North Korea confirmed Monday that the powerful uncle of young leader Kim Jong-Un has been purged, with state TV airing humiliating images of Jang Song-Thaek being dragged away by uniformed officers.
The official news agency KCNA accused the man once seen as the power behind the throne of being a corrupt, drug-taking womaniser bent on building his own faction in the ruling party.
One South Korean analyst predicted a sweeping purge would follow, leaving Kim as the undisputed centre of power.
KCNA said Jang, once seen as his nephew's mentor, had been stripped of all his posts and of party membership for committing criminal acts and leading a "counter-revolutionary faction".
It said the decision was taken Sunday at a high-level meeting of the ruling Workers' Party attended by Kim.
State TV Monday showed photos of Jang being dragged out of his seat at a meeting by two officers -- an extremely rare publication of humiliating images involving a senior official.
It was not certain if the incident happened at Sunday's meeting. But the TV aired other photos from Sunday showing a stony-faced Kim sitting at the podium with other top officials.

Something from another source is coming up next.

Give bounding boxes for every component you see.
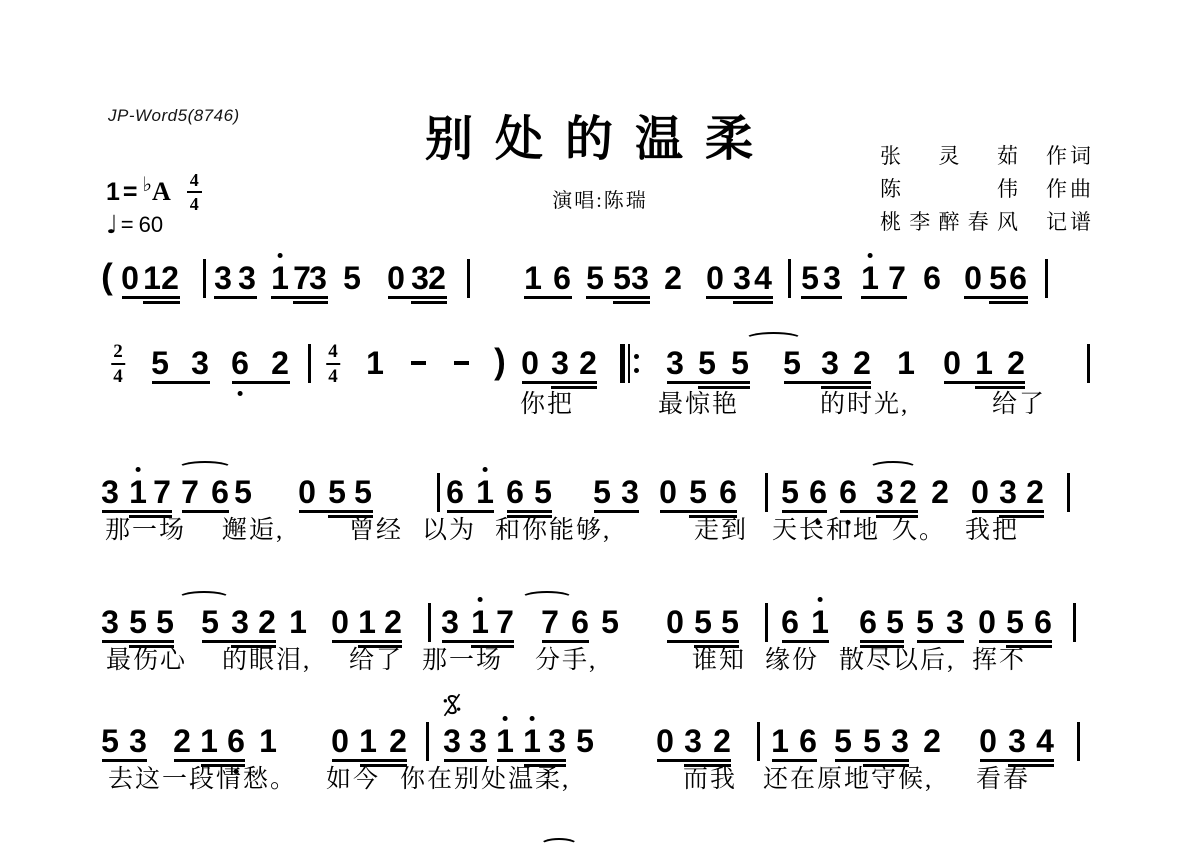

Analysts said Jang's main role had been to ensure a smooth transition after the inexperienced Kim Jong-Un came to power following the death of his father Kim Jong-Il in December 2011.
But they said Jang had become increasingly resented by the leader, who is aged about 30.

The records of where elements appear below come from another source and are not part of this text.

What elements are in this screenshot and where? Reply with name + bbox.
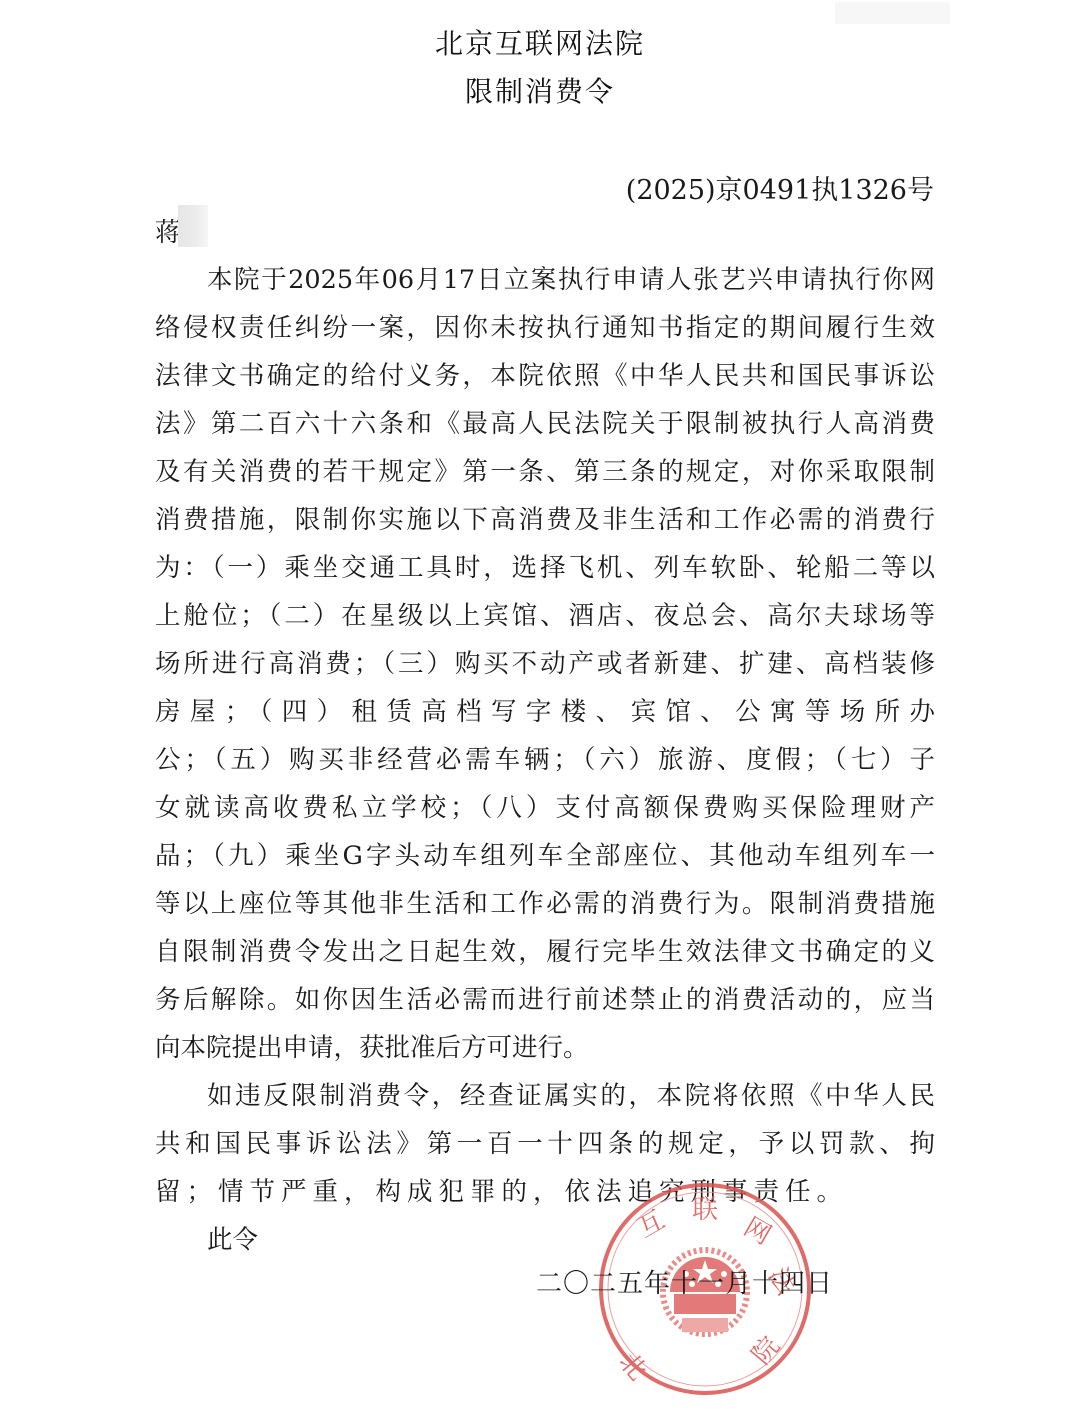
- svg-text:联: 联: [692, 1195, 718, 1225]
- body-line: 等以上座位等其他非生活和工作必需的消费行为。限制消费措施: [155, 884, 935, 924]
- body-line: 自限制消费令发出之日起生效，履行完毕生效法律文书确定的义: [155, 932, 935, 972]
- svg-text:北: 北: [613, 1347, 653, 1386]
- redaction-block: [835, 2, 950, 24]
- body-line: 品；（九）乘坐G字头动车组列车全部座位、其他动车组列车一: [155, 836, 935, 876]
- warning-line: 留；情节严重，构成犯罪的，依法追究刑事责任。: [155, 1172, 935, 1212]
- body-line: 络侵权责任纠纷一案，因你未按执行通知书指定的期间履行生效: [155, 308, 935, 348]
- case-number: (2025)京0491执1326号: [626, 168, 934, 207]
- body-line: 消费措施，限制你实施以下高消费及非生活和工作必需的消费行: [155, 500, 935, 540]
- body-line: 向本院提出申请，获批准后方可进行。: [155, 1028, 935, 1068]
- body-line: 房屋；（四）租赁高档写字楼、宾馆、公寓等场所办: [155, 692, 935, 732]
- svg-text:院: 院: [746, 1331, 786, 1370]
- body-line: 为：（一）乘坐交通工具时，选择飞机、列车软卧、轮船二等以: [155, 548, 935, 588]
- body-line: 女就读高收费私立学校；（八）支付高额保费购买保险理财产: [155, 788, 935, 828]
- document-title: 限制消费令: [0, 70, 1080, 110]
- warning-line: 如违反限制消费令，经查证属实的，本院将依照《中华人民: [207, 1076, 935, 1116]
- document-page: 北京互联网法院 限制消费令 (2025)京0491执1326号 蒋 本院于202…: [0, 0, 1080, 1416]
- closing-text: 此令: [207, 1220, 935, 1260]
- court-name: 北京互联网法院: [0, 22, 1080, 62]
- body-line: 上舱位；（二）在星级以上宾馆、酒店、夜总会、高尔夫球场等: [155, 596, 935, 636]
- body-line: 公；（五）购买非经营必需车辆；（六）旅游、度假；（七）子: [155, 740, 935, 780]
- body-line: 场所进行高消费；（三）购买不动产或者新建、扩建、高档装修: [155, 644, 935, 684]
- body-line: 法律文书确定的给付义务，本院依照《中华人民共和国民事诉讼: [155, 356, 935, 396]
- warning-line: 共和国民事诉讼法》第一百一十四条的规定，予以罚款、拘: [155, 1124, 935, 1164]
- body-line: 及有关消费的若干规定》第一条、第三条的规定，对你采取限制: [155, 452, 935, 492]
- addressee-redaction: [178, 205, 208, 247]
- body-line: 法》第二百六十六条和《最高人民法院关于限制被执行人高消费: [155, 404, 935, 444]
- body-line: 本院于2025年06月17日立案执行申请人张艺兴申请执行你网: [207, 260, 935, 300]
- issue-date: 二〇二五年十一月十四日: [536, 1263, 833, 1300]
- body-line: 务后解除。如你因生活必需而进行前述禁止的消费活动的，应当: [155, 980, 935, 1020]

"Jong-Un has built a solid power base for the past two years, and he no longer needed a regent who appeared to be increasingly powerful and threatening," said Paik Hak-Soon, a researcher at the South's Sejong Institute think tank.
South Korea's spy agency said last week that Jang had apparently been purged and two associates executed, in the secretive nation's biggest political upheaval since the death of Kim Jong-Il.
KCNA said the meeting on Sunday confirmed it had "eliminated Jang and purged his group, unable to remain an onlooker to its acts any longer".
The regime said it removed Jang and his associates for trying to build a faction within the party, and for appointing his followers to top positions to serve his own political ends.
The KCNA report said Jang "had improper relations with several women and was wined and dined at back parlours of deluxe restaurants", becoming "affected by the capitalist way of living".
"Ideologically sick and extremely idle and easy-going, he used drugs and squandered foreign currency at casinos while he was receiving medical treatment in a foreign country under the care of the party," it said.
Jang was also accused of hindering North Korea's state-run production of iron, fertilisers and vinalon -- a home-made synthetic fibre -- by selling off resources at cheap prices and "throwing the state financial management system into confusion".
Kim Jong-Un's takeover was the second dynastic succession in the family that has ruled the isolated nuclear-armed state since 1948 through a pervasive personality cult and with an iron fist.
Jang has fallen out of favour before. In 2004 he was understood to have undergone "re-education" as a steel mill labourer because of suspected corruption, but he made a comeback the following year.
Jang expanded his influence rapidly after Kim Jong-Il suffered a stroke in 2008, leaving his health impaired.
He was appointed vice chairman of the nation's top body, the National Defence Commission, in 2010.
His wife Kim Kyong-Hui, who is Kim Jong-Il's sister, has also long been at the centre of power. She was promoted to four-star general at the same time as Kim Jong-Un in 2010.
The pair were once viewed as the ultimate power couple in Pyongyang. But in the past year Kim Kyong-Hui has been less visible, with reports that she was seriously ill and had sought hospital treatment in Singapore.
"This time, Jang is gone for good. He'll never be allowed into politics again," said Paik from the Sejong Institute.
Yang Moo-Jin, a professor at the University of North Korean Studies in Seoul, said the move could spark a sweeping purge targeting those loyal to Jang.
"There will be a storm of purge across the country... so Kim Jong-Un becomes the one and only centre of power, challenged by no one," he said.
Jang had for decades forged an extensive network of friends in the party and the government, said Kim Kwang-Jin, analyst at the Institute for National Security Strategy and a defector who once worked under Jang handling party finances.
"After two of his associates were executed, now the next target will be those who used to be working at state bodies once supervised by Jang," Kim said, citing the police agency and state bodies related to finance and the economy.
"This is a very serious and grave situation," Kim said.
Ji Jae-Ryong, the North's ambassador to China who is known to be a close friend of Jang, is also a potential target of the purge, said Cheong Seong-Chang, another analyst at the Sejong Institute.
"The latest move proves again that fear is a major tool to maintain power even under the new leader, Kim Jong-Un," Cheong said, warning of more "bloody purges" ahead.
North and South Korea have remained technically at war since their 1950-53 conflict ended with just an armistice and no peace treaty.
Seoul was "closely monitoring" the situation in the North, said unification ministry spokesman Kim Eui-Do.